In 2012, the USPSTF issued a recommendation against routine PSA-testing. Other professional organizations have also adopted the policy but others have not. The American Cancer Society, for example, recommends that men make an informed decision about whether to be tested after learning about the both risks and benefits of PSA-testing.
Being able to more accurately find aggressive cancers and reduce the number of unnecessary biopsies, will help make it possible to retain the benefits of prostate cancer screening while reducing possible harms of over-detection and overtreatment.
Soon, a more accurate alternative may also be available. Known as the Prostate Health Index (PHI), the new blood test is more than 2.5 times better at correctly ruling out cancer in patients who do not have it than existing PSA tests. The PHI can also help distinguish aggressive tumors from slow-growing ones.
“Being able to more accurately find aggressive cancers and reduce the number of unnecessary biopsies will help make it possible to retain the benefits of prostate cancer screening while reducing possible harms of over-detection and over-treatment,” says Martin Sanda, chief of urology at Emory University in Atlanta.
The test received Food and Drug Administration approval in 2012. It should be noted, however, that a cancer diagnosis in and of itself often leads patients to seek treatment that could actually do more harm than good.

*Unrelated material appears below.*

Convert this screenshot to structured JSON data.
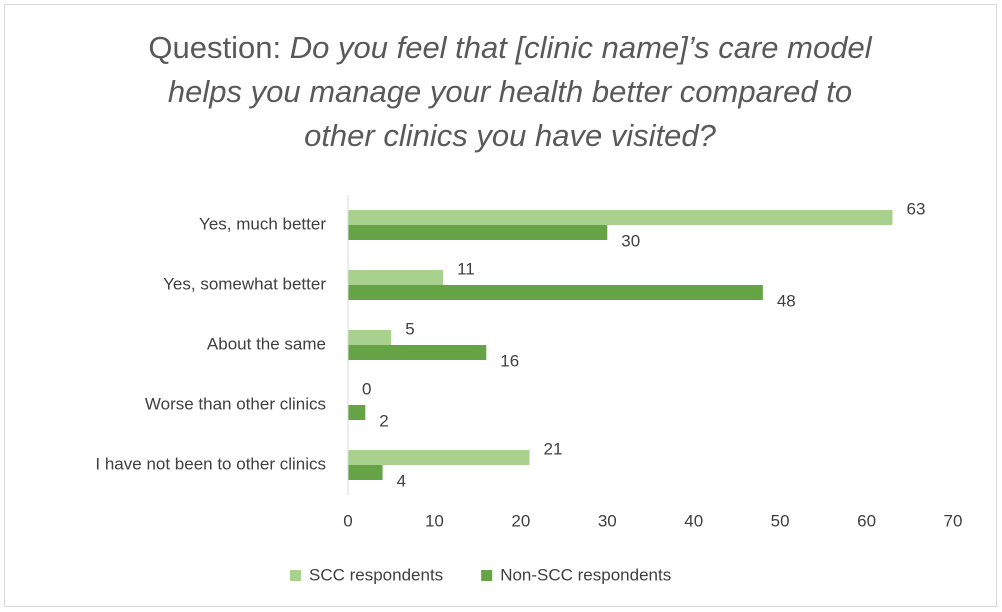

For example, prostate surgery can result in side effects, such as erectile dysfunction and urinary incontinence, in patients who may have otherwise lived a full, productive life and die of something other than cancer. This calls for additional biomarkers to distinguish truly dangerous cancers from those that could be observed or treated much less aggressively.

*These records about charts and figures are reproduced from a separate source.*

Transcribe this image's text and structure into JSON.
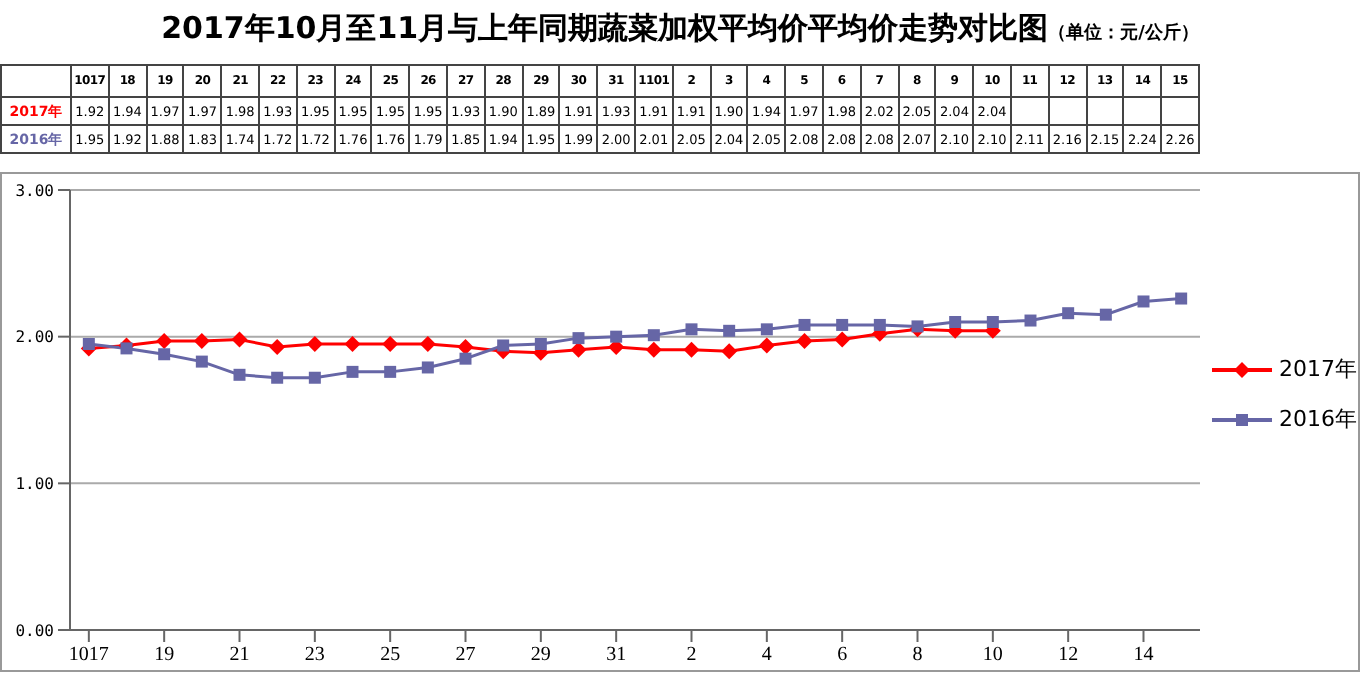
{
  "chart_data": {
    "type": "line",
    "title": "2017年10月至11月与上年同期蔬菜加权平均价平均价走势对比图",
    "subtitle": "（单位：元/公斤）",
    "categories": [
      "1017",
      "18",
      "19",
      "20",
      "21",
      "22",
      "23",
      "24",
      "25",
      "26",
      "27",
      "28",
      "29",
      "30",
      "31",
      "1101",
      "2",
      "3",
      "4",
      "5",
      "6",
      "7",
      "8",
      "9",
      "10",
      "11",
      "12",
      "13",
      "14",
      "15"
    ],
    "series": [
      {
        "name": "2017年",
        "color": "#ff0000",
        "marker": "diamond",
        "values": [
          1.92,
          1.94,
          1.97,
          1.97,
          1.98,
          1.93,
          1.95,
          1.95,
          1.95,
          1.95,
          1.93,
          1.9,
          1.89,
          1.91,
          1.93,
          1.91,
          1.91,
          1.9,
          1.94,
          1.97,
          1.98,
          2.02,
          2.05,
          2.04,
          2.04,
          null,
          null,
          null,
          null,
          null
        ],
        "value_labels": [
          "1.92",
          "1.94",
          "1.97",
          "1.97",
          "1.98",
          "1.93",
          "1.95",
          "1.95",
          "1.95",
          "1.95",
          "1.93",
          "1.90",
          "1.89",
          "1.91",
          "1.93",
          "1.91",
          "1.91",
          "1.90",
          "1.94",
          "1.97",
          "1.98",
          "2.02",
          "2.05",
          "2.04",
          "2.04",
          null,
          null,
          null,
          null,
          null
        ]
      },
      {
        "name": "2016年",
        "color": "#6666a6",
        "marker": "square",
        "values": [
          1.95,
          1.92,
          1.88,
          1.83,
          1.74,
          1.72,
          1.72,
          1.76,
          1.76,
          1.79,
          1.85,
          1.94,
          1.95,
          1.99,
          2.0,
          2.01,
          2.05,
          2.04,
          2.05,
          2.08,
          2.08,
          2.08,
          2.07,
          2.1,
          2.1,
          2.11,
          2.16,
          2.15,
          2.24,
          2.26
        ],
        "value_labels": [
          "1.95",
          "1.92",
          "1.88",
          "1.83",
          "1.74",
          "1.72",
          "1.72",
          "1.76",
          "1.76",
          "1.79",
          "1.85",
          "1.94",
          "1.95",
          "1.99",
          "2.00",
          "2.01",
          "2.05",
          "2.04",
          "2.05",
          "2.08",
          "2.08",
          "2.08",
          "2.07",
          "2.10",
          "2.10",
          "2.11",
          "2.16",
          "2.15",
          "2.24",
          "2.26"
        ]
      }
    ],
    "ylim": [
      0,
      3
    ],
    "yticks": [
      {
        "value": 0,
        "label": "0.00"
      },
      {
        "value": 1,
        "label": "1.00"
      },
      {
        "value": 2,
        "label": "2.00"
      },
      {
        "value": 3,
        "label": "3.00"
      }
    ],
    "grid": "y",
    "legend": "right",
    "line_style": "solid"
  }
}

In some cancers, tests that reveal the presence of certain biomarkers can help confirm a cancer diagnosis. When used in combination with other tests, such as biopsies and imaging scans, biomarkers can be especially useful in distinguishing one type of cancer from another. For example, doctors increasingly rely on biomarkers to classify lymphomas and leukemias, as well as soft tissue sarcomas. This is important because the cancers have vastly different prognoses and require completely different treatment approaches.
Biomarkers can also help doctors understand whether a tumor is the first site of cancer or whether cancer has spread (metastasized). To make this distinction, researchers test cancer cells obtained through a tissue biopsy for chromosomal alterations; then, they compare them with cancer cells from other areas of the body. If the alterations match, it means the cancer has spread from its original area; whereas if the alterations differ, the cancer cells may be from more than one type of cancer.

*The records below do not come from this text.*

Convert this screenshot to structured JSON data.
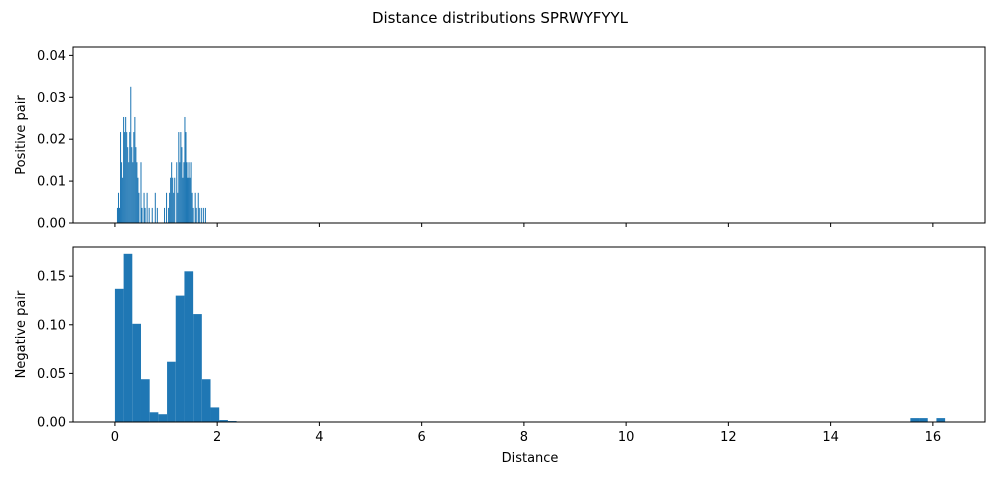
{
  "chart_data": {
    "title": "Distance distributions SPRWYFYYL",
    "xlabel": "Distance",
    "xlim": [
      -0.82,
      17.02
    ],
    "x_ticks": [
      0,
      2,
      4,
      6,
      8,
      10,
      12,
      14,
      16
    ],
    "shared_x": true,
    "bar_color": "#1f77b4",
    "panels": [
      {
        "type": "bar",
        "ylabel": "Positive pair",
        "ylim": [
          0,
          0.042
        ],
        "y_ticks": [
          0.0,
          0.01,
          0.02,
          0.03,
          0.04
        ],
        "y_tick_labels": [
          "0.00",
          "0.01",
          "0.02",
          "0.03",
          "0.04"
        ],
        "show_x_tick_labels": false,
        "bin_width": 0.02,
        "bars": [
          {
            "x": 0.04,
            "y": 0.0036
          },
          {
            "x": 0.06,
            "y": 0.0072
          },
          {
            "x": 0.08,
            "y": 0.0036
          },
          {
            "x": 0.1,
            "y": 0.0217
          },
          {
            "x": 0.12,
            "y": 0.0145
          },
          {
            "x": 0.14,
            "y": 0.0108
          },
          {
            "x": 0.16,
            "y": 0.0253
          },
          {
            "x": 0.18,
            "y": 0.0217
          },
          {
            "x": 0.2,
            "y": 0.0253
          },
          {
            "x": 0.22,
            "y": 0.0217
          },
          {
            "x": 0.24,
            "y": 0.0181
          },
          {
            "x": 0.26,
            "y": 0.0145
          },
          {
            "x": 0.28,
            "y": 0.0217
          },
          {
            "x": 0.3,
            "y": 0.0325
          },
          {
            "x": 0.32,
            "y": 0.0181
          },
          {
            "x": 0.34,
            "y": 0.0145
          },
          {
            "x": 0.36,
            "y": 0.0217
          },
          {
            "x": 0.38,
            "y": 0.0253
          },
          {
            "x": 0.4,
            "y": 0.0181
          },
          {
            "x": 0.42,
            "y": 0.0145
          },
          {
            "x": 0.44,
            "y": 0.0108
          },
          {
            "x": 0.46,
            "y": 0.0072
          },
          {
            "x": 0.5,
            "y": 0.0145
          },
          {
            "x": 0.52,
            "y": 0.0036
          },
          {
            "x": 0.56,
            "y": 0.0072
          },
          {
            "x": 0.58,
            "y": 0.0036
          },
          {
            "x": 0.62,
            "y": 0.0072
          },
          {
            "x": 0.66,
            "y": 0.0036
          },
          {
            "x": 0.72,
            "y": 0.0036
          },
          {
            "x": 0.78,
            "y": 0.0072
          },
          {
            "x": 0.82,
            "y": 0.0036
          },
          {
            "x": 0.96,
            "y": 0.0036
          },
          {
            "x": 1.0,
            "y": 0.0072
          },
          {
            "x": 1.04,
            "y": 0.0036
          },
          {
            "x": 1.06,
            "y": 0.0072
          },
          {
            "x": 1.08,
            "y": 0.0108
          },
          {
            "x": 1.1,
            "y": 0.0145
          },
          {
            "x": 1.12,
            "y": 0.0108
          },
          {
            "x": 1.14,
            "y": 0.0072
          },
          {
            "x": 1.16,
            "y": 0.0108
          },
          {
            "x": 1.2,
            "y": 0.0145
          },
          {
            "x": 1.22,
            "y": 0.0072
          },
          {
            "x": 1.24,
            "y": 0.0217
          },
          {
            "x": 1.26,
            "y": 0.0145
          },
          {
            "x": 1.28,
            "y": 0.0217
          },
          {
            "x": 1.3,
            "y": 0.0181
          },
          {
            "x": 1.32,
            "y": 0.0108
          },
          {
            "x": 1.34,
            "y": 0.0145
          },
          {
            "x": 1.36,
            "y": 0.0253
          },
          {
            "x": 1.38,
            "y": 0.0217
          },
          {
            "x": 1.4,
            "y": 0.0145
          },
          {
            "x": 1.42,
            "y": 0.0108
          },
          {
            "x": 1.44,
            "y": 0.0145
          },
          {
            "x": 1.46,
            "y": 0.0108
          },
          {
            "x": 1.48,
            "y": 0.0145
          },
          {
            "x": 1.5,
            "y": 0.0072
          },
          {
            "x": 1.52,
            "y": 0.0036
          },
          {
            "x": 1.56,
            "y": 0.0072
          },
          {
            "x": 1.58,
            "y": 0.0036
          },
          {
            "x": 1.62,
            "y": 0.0072
          },
          {
            "x": 1.64,
            "y": 0.0036
          },
          {
            "x": 1.68,
            "y": 0.0036
          },
          {
            "x": 1.72,
            "y": 0.0036
          },
          {
            "x": 1.76,
            "y": 0.0036
          }
        ]
      },
      {
        "type": "bar",
        "ylabel": "Negative pair",
        "ylim": [
          0,
          0.18
        ],
        "y_ticks": [
          0.0,
          0.05,
          0.1,
          0.15
        ],
        "y_tick_labels": [
          "0.00",
          "0.05",
          "0.10",
          "0.15"
        ],
        "show_x_tick_labels": true,
        "bin_width": 0.17,
        "bars": [
          {
            "x": 0.0,
            "y": 0.137
          },
          {
            "x": 0.17,
            "y": 0.173
          },
          {
            "x": 0.34,
            "y": 0.101
          },
          {
            "x": 0.51,
            "y": 0.044
          },
          {
            "x": 0.68,
            "y": 0.01
          },
          {
            "x": 0.85,
            "y": 0.008
          },
          {
            "x": 1.02,
            "y": 0.062
          },
          {
            "x": 1.19,
            "y": 0.13
          },
          {
            "x": 1.36,
            "y": 0.155
          },
          {
            "x": 1.53,
            "y": 0.111
          },
          {
            "x": 1.7,
            "y": 0.044
          },
          {
            "x": 1.87,
            "y": 0.015
          },
          {
            "x": 2.04,
            "y": 0.002
          },
          {
            "x": 2.21,
            "y": 0.001
          },
          {
            "x": 15.56,
            "y": 0.004
          },
          {
            "x": 15.73,
            "y": 0.004
          },
          {
            "x": 16.07,
            "y": 0.004
          }
        ]
      }
    ]
  }
}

Marty Pagel, an associate professor of medical imaging at the University of Arizona Cancer Center in Tucson, says imaging biomarkers—detected through X-rays, magnetic resonance images, computed tomography (CT) and positron emission tomography (PET) scans, for example—are a “fantastic tool” for diagnosing cancer.
Pagel says PET/CT scans are particularly effective in detecting large or aggressive forms of cancer and “determining where cancer is hiding.” They may also be able to provide an early sign of response to treatment.
Before a PET/CT scan, a person receives an injection of sugar and a small amount of radioactively labeled sugar. Cancer cells absorb sugar differently than other tissues in the body, causing the scans to “light up” where cancer is present, he explains.
Circulating tumor cells (CTCs), another cancer biomarker, can also help diagnose cancer. CTCs are cells that are shed by the tumor and circulate in the blood. The number of CTCs detected are strongly linked to prognosis, and research studies are ongoing to obtain more detailed genetic and protein information from CTCs so that they could serve as a “liquid biopsy” in the future.